NEW YORK, May 3, 2026, 18:01 EDT
Brown University slashed its holdings in Blue Owl Capital Corp by roughly 53%, trimming exposure to the alternative asset manager’s largest listed private-credit vehicle as worries persist about Blue Owl Capital Inc. According to a regulatory filing, the school’s endowment held 1.5 million OBDC shares as of March 31, a drop from 3.2 million at the end of 2025. Brown left about 2.6 million shares with Blue Owl’s management company.
Timing’s key here. Private credit—where non-bank funds lend to companies, often fueling buyouts, expansion or refinancing—has come under sharper scrutiny in light of recent redemption demands, questions over asset values, and concerns about software-industry borrowers. Fed Governor Michael Barr, speaking Sunday, warned that stress in this market could spark “psychological contagion” and cause a wider “credit pullback.” Still, he said banks’ exposure to private credit wasn’t looking “super worrisome” just yet. Reuters
Blue Owl spent last week working to convince investors it’s more than just a direct lender. On April 30, the firm reported $315 billion in assets under management—client funds it oversees. Co-CEOs Doug Ostrover and Marc Lipschultz pointed to a market environment that rewards firms with “patient capital” and a tilt toward longer-duration strategies. Blue Owl Capital
Blue Owl’s quarterly filing reported total revenue climbing to $753.8 million, up from $683.5 million a year ago. Net income attributable to the firm hit $15.5 million—double the prior year’s figure. Fee-related earnings, which focus on management fee profit, increased to $393.6 million. The company noted it faced softer inflows and higher redemption requests across some non-traded business development companies. Even so, Blue Owl attracted $11.0 billion in new capital commitments for the quarter.

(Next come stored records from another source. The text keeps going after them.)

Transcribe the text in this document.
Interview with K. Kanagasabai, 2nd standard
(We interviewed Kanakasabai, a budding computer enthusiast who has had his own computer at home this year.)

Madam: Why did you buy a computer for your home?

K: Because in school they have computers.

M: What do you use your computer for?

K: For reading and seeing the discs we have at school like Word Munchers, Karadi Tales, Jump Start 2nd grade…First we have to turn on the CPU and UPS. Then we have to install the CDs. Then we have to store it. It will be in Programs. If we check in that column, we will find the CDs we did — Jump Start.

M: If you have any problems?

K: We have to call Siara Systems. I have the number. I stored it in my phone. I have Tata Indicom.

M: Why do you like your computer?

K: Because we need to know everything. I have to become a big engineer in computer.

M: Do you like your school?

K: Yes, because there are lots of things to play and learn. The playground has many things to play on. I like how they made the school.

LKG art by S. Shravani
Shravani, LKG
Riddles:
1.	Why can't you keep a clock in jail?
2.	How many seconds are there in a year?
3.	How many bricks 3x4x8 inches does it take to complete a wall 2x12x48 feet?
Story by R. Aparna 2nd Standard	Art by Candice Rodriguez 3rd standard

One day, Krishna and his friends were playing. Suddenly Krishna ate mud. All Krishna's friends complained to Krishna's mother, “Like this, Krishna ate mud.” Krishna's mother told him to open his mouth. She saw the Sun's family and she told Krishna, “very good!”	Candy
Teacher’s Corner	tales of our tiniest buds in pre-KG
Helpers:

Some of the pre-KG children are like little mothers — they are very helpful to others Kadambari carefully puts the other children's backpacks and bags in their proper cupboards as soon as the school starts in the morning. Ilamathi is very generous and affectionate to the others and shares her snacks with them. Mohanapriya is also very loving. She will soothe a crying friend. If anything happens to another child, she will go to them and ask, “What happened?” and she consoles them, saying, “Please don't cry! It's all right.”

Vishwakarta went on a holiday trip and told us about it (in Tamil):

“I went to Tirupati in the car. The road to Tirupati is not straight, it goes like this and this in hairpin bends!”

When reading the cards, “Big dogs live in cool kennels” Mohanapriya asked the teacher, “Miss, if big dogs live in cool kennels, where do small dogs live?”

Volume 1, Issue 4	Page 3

Direct lending is still under strain. Blue Owl’s direct-lending arm posted a 1.1% net loss for the quarter, according to Reuters. New loan origination failed to keep pace with repayments. CFO Alan Kirshenbaum said the company is reducing its software exposure, but emphasized there have been no “material negative developments” in the portfolios. Reuters
OBDC finds itself squarely in that discussion. Blue Owl describes the firm as a specialty finance and business development company—known as a BDC—focused on providing direct loans to U.S. middle-market businesses. Its portfolio? Largely senior secured loans, meaning these are collateral-backed and give the lender priority repayment if things go south.

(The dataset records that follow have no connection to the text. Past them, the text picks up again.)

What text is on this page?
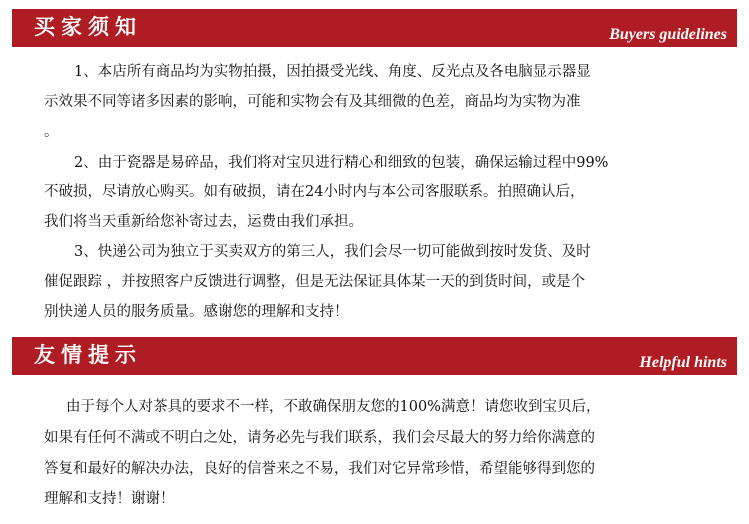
买家须知	Buyers guidelines
1、本店所有商品均为实物拍摄，因拍摄受光线、角度、反光点及各电脑显示器显
示效果不同等诸多因素的影响，可能和实物会有及其细微的色差，商品均为实物为准
。
2、由于瓷器是易碎品，我们将对宝贝进行精心和细致的包装，确保运输过程中99%
不破损，尽请放心购买。如有破损，请在24小时内与本公司客服联系。拍照确认后，
我们将当天重新给您补寄过去，运费由我们承担。
3、快递公司为独立于买卖双方的第三人，我们会尽一切可能做到按时发货、及时
催促跟踪 ，并按照客户反馈进行调整，但是无法保证具体某一天的到货时间，或是个
别快递人员的服务质量。感谢您的理解和支持！
友情提示	Helpful hints
由于每个人对茶具的要求不一样，不敢确保朋友您的100%满意！请您收到宝贝后，
如果有任何不满或不明白之处，请务必先与我们联系，我们会尽最大的努力给你满意的
答复和最好的解决办法，良好的信誉来之不易，我们对它异常珍惜，希望能够得到您的
理解和支持！谢谢！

SpaceX stood out during the call. According to Lipschultz, Blue Owl unloaded roughly half its stake in SpaceX at a $1.25 trillion valuation, locking in returns of “about 10 times” the original investment. That windfall, he said, should help cushion credit losses. Reuters
Competition in the sector shows cracks but hasn’t collapsed. Ares Management, a heavyweight in private credit, pulled in a record $30 billion during the first quarter, it said Friday. CEO Michael Arougheti noted institutional investors “not allocating away from private credit,” though flows from private wealth have decelerated. Reuters
Investors won’t have to wait long for the next update. OBDC is set to release its first-quarter numbers after the bell on May 6, with a call scheduled for the following morning. That release is likely to shed more light on whether Brown’s recent cut was just a portfolio tweak, or if it hints at something broader in terms of Blue Owl-branded credit risk.